For February I chose this book, Worry Less So You Can Live More by Jane Rubietta. I am not a worrier but I know a person or two who struggles with worry, & I thought that by reading this book I could perhaps glean a bit of wisdom to pass on to them ... maybe even pass on the book. That did not, & is not, going to happen.
This book has little to do with worry. It instead reads like a series of journal entries where the author rambles on about personal neuroses ("obsessive and irrational anxiety or obsession") better kept to herself or shared with a professional counselor. The introduction was promising, but any expectation of help from this book quickly began to dissipate from the first chapter onward. By the time I got to Chapter 3, the reading became painful. I dreaded having chosen this book. I dreaded having to read it. I literally had to force myself to read each chapter, & I almost reached the end before I couldn't torture myself anymore & had to stop.
In a book written by a woman who attended seminary & whose life has been spent in ministry, you would expect a lot of biblical references. There are a smattering, but that's all, & some of these references are nothing but ridiculous fantasy. For instance, in Chapter 9 she refers to the days of creation ... specifically God's behavior at the end of each day. I have researched Genesis 1 online as it is written in every Bible translation I could find. All translations read basically the same way as the King James Version, each day describing God's work for that day & then saying "God saw that it was good." But how does Mrs. Rubietta describe God's behavior at the end of each day?
"Remember, God stopped to sit back & clap
after each day of creation,
to leap up & down & say,
'Whoa, this is good! Good! Good! Very good!'"
Most non-Christians, upon reading the back cover indicating you can "exchange your worries for delight in God...," would probably not purchase this book. Some might, however. And for someone who doesn't know anything about God to be presented with such a cartoonish word picture of Him is a very sad thing indeed.
The author goes on & on about not buying herself a pair of red sneakers on sale.
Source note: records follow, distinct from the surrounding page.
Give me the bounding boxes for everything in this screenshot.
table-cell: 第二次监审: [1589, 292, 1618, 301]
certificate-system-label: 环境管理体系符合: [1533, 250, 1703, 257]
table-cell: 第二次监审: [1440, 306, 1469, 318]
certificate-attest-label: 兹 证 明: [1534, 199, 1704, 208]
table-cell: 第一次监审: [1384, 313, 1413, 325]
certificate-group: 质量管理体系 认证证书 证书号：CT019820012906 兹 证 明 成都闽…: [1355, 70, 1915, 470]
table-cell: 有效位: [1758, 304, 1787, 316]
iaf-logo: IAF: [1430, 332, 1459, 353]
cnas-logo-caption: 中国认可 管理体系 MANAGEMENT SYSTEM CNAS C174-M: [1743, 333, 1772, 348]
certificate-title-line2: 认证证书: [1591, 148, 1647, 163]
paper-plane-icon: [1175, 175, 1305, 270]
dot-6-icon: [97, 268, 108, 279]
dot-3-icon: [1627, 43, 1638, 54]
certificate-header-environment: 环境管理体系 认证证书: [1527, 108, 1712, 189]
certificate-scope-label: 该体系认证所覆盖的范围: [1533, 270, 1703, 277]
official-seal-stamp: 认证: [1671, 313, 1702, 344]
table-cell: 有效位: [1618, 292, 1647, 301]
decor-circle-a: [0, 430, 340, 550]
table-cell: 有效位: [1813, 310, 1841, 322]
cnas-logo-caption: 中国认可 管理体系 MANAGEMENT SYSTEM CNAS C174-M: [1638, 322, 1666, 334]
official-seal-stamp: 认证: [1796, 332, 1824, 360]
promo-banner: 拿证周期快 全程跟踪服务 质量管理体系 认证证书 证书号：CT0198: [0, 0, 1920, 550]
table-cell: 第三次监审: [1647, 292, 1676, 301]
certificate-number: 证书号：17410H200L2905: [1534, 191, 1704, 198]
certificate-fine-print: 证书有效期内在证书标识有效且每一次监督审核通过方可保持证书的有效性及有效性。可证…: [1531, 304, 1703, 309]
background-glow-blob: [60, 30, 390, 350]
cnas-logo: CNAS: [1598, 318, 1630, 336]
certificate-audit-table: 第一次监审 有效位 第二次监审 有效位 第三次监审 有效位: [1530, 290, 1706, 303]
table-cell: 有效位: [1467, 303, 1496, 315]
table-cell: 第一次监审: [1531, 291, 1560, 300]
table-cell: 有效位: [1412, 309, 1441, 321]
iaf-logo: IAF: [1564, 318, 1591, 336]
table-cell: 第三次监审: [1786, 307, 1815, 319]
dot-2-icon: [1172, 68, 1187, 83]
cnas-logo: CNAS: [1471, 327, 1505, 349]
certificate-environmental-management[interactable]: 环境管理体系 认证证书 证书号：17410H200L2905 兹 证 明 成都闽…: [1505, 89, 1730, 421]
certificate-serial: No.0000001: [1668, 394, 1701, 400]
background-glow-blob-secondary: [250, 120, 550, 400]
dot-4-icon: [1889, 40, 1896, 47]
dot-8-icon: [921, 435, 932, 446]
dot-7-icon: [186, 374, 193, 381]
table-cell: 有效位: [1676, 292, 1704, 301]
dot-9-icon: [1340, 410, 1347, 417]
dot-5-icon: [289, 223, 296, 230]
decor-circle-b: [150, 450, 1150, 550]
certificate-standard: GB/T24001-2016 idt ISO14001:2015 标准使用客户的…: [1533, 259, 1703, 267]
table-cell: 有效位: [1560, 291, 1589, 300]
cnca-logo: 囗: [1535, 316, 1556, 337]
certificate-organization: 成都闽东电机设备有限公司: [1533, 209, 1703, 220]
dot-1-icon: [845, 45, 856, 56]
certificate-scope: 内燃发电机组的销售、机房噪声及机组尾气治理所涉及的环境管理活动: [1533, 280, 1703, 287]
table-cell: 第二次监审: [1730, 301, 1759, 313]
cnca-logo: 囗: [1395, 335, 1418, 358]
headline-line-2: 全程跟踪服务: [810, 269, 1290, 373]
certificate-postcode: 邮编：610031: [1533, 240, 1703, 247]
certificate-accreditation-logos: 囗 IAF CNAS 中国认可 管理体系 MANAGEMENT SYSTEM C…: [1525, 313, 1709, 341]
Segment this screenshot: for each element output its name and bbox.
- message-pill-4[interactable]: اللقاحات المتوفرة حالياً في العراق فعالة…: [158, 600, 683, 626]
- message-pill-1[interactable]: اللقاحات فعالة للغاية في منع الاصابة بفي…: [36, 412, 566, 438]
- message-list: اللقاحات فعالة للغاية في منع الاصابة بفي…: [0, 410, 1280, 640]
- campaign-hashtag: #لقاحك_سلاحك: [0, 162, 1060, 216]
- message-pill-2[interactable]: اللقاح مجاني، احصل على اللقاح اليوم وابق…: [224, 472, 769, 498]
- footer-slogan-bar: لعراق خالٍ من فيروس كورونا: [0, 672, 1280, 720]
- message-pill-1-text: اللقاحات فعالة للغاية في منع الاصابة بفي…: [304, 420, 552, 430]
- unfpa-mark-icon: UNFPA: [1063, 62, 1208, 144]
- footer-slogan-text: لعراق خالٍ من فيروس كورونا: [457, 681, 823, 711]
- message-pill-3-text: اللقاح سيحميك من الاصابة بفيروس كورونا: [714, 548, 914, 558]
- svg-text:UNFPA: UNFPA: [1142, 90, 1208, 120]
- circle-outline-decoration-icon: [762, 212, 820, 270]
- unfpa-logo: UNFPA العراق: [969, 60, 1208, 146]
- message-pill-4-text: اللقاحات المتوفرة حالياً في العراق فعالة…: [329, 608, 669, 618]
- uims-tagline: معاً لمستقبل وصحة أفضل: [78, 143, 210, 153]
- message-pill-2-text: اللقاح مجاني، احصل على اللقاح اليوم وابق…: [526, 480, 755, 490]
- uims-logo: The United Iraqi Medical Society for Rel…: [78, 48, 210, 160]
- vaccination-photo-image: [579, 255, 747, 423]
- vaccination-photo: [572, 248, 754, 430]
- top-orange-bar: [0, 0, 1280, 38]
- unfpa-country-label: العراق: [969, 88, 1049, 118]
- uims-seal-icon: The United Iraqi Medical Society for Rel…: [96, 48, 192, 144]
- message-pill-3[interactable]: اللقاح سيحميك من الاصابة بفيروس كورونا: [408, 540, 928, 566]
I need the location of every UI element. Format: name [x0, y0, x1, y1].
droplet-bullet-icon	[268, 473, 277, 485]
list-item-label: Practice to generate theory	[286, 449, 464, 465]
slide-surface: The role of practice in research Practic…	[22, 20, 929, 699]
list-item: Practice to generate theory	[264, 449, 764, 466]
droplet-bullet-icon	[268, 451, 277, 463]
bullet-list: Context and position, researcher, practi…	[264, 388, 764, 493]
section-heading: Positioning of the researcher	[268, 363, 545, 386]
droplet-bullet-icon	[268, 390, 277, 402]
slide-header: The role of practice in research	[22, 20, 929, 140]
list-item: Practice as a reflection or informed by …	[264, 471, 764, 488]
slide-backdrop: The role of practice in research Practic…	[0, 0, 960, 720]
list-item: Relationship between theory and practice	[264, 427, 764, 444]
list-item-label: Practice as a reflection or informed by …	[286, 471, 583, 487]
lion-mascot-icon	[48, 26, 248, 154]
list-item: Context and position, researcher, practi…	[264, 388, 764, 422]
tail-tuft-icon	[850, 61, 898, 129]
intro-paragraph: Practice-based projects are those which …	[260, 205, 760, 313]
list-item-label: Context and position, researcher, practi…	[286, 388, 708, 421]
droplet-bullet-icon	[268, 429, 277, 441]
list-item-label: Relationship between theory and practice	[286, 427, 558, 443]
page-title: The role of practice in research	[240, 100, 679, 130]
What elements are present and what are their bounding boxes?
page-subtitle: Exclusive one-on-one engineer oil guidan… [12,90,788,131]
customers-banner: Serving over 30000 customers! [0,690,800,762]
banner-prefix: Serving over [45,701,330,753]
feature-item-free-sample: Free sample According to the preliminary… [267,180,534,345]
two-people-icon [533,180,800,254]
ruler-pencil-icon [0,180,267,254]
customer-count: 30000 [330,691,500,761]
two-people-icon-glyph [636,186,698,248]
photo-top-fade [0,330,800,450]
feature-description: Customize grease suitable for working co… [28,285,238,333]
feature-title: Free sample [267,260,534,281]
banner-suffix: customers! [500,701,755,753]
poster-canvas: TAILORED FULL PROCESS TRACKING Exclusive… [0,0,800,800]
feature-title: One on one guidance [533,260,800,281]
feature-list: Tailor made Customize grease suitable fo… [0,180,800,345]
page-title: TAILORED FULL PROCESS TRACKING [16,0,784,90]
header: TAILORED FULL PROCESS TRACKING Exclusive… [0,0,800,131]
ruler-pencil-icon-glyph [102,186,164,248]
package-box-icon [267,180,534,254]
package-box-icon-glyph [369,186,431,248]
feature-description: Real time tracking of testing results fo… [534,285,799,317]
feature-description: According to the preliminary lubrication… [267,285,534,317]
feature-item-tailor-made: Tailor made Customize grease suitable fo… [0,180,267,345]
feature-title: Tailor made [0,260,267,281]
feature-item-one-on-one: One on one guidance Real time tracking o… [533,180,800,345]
She is not destitute, & these sneakers were not designer sneakers, just a plain pair of Keds that originally sell for $24.95. She describes her anxiety upon seeing these sneakers & what seems like weeks of berating herself for wanting them before she finally broke down & bought them when they had been discounted to a price that was equivalent to 1/3 of one cent each day for five years.
The author is noted to have written 15 books, is "critically acclaimed," & travels extensively "speaking hundreds of times a year at women's events, churches, & parenting groups." It is a mystery to me how she is so sought after if this is the type of drivel she writes. However, if you are a worrier who doesn't want to worry anymore, & you believe your worries will fade away if you are "good to the little girl that was you," walk barefoot in the grass, pick wildflowers, dance with fireflies, & buy red sneakers on sale, then this is the book for you.